A drunk man walked out of a bar and kept falling flat on his face. He wondered why this was until his wife spoke to him: Wife: why is your face all bloody? Husband: I was so drunk that I couldn’t stand up so I kept falling on my face! Wife: idiot. You left your wheelchair at the bar!
A man robs a bank and asks a woman, “did you see that?” She says “yes”, so the man shoots her. He leaves the bank and sees a couple, he asks “did you see that?” “No but my wife did!” The husband said.
My girlfriend asked me to write her a poem for Valentines Day: Roses are red, Watches are gold. Get on your knees, And do as you’re told. What’s the difference between your girlfriend and sister ? Nothing if your from Alabama
Only one of Kenny’s girlfriends has ever said he’s good in bed. But she has to. She’s his mom.
Why did the astronaut break up with his girlfriend? - Because he needed some space.
Therapist: so what brought you here today? wife: he’s too literal Therapist: and you sir? husband: my truck
wha can you tella dog, but not your girlfriend…? come
An artist is commissioned to create a painting celebrating Soviet-Polish friendship, to be called “Lenin in Poland.” When the painting is unveiled at the Kremlin, there is a gasp from the invited guests. The painting depicts Lenin’s wife naked in bed with Leon Trotsky. “But this is a travesty! Where is Lenin? ” Asks one of the guests. “Lenin is in Poland,” replies the painter.
20 years of sex in the dark the wife find out he was using a dildo the wife get angry and says ?explain the dildo prick? the husband says ?explain the children bitch
I was talking to this absolutely gorgeous woman, and I asked her, “what do you do?” And she said, “I’m a brain surgeon.” And I don’t know if this makes me sexist or not, but I was really impressed. Most women can’t pull off sarcasm
A man ordered a washing machine because his old one stopped working. As soon as the man opened his new washing machine, he immediately rejoiced because there was a woman inside. Without hesitation the man yelled. FREE DISHWASHER!
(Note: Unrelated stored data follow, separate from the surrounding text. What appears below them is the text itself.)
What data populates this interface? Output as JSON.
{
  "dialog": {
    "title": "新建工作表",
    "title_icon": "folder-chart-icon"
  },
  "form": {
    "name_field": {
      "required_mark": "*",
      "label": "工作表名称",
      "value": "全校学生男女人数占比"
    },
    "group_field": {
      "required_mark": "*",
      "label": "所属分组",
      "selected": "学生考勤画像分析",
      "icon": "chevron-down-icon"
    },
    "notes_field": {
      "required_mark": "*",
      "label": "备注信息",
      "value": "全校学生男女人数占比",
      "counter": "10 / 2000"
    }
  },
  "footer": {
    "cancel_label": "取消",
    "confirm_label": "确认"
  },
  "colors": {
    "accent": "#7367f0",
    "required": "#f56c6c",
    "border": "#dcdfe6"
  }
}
My ex-wife still misses me… BUT HER AIM IS GETTIN BETTER!
An old woman goes to the doctor complaining of extremely smelly gas. “I don’t understand it, Doc”, she said, “I have this terrible, terrible gas”. “Thankfully”, she added, “they are at least silent when I fart”. Doctor hands her a bottle of pills, tells her take them all and then come back to see him. The old woman returned a short time later extremely mad. “I took those pills like you said and not only is my gas smelly, but now when I fart they are obnoxiously loud!”, she yelled. The doctor said, “well, now that we’ve solved your hearing problem, let’s see what we can do about that gas”.
At the resturant, the waitress starts flirting with me. “She must have COVID,” my wife said. “Why?” I asked. “Cuz she clearly has no taste.” She responded.
I know a woman who owns a taser. – She’s stunning!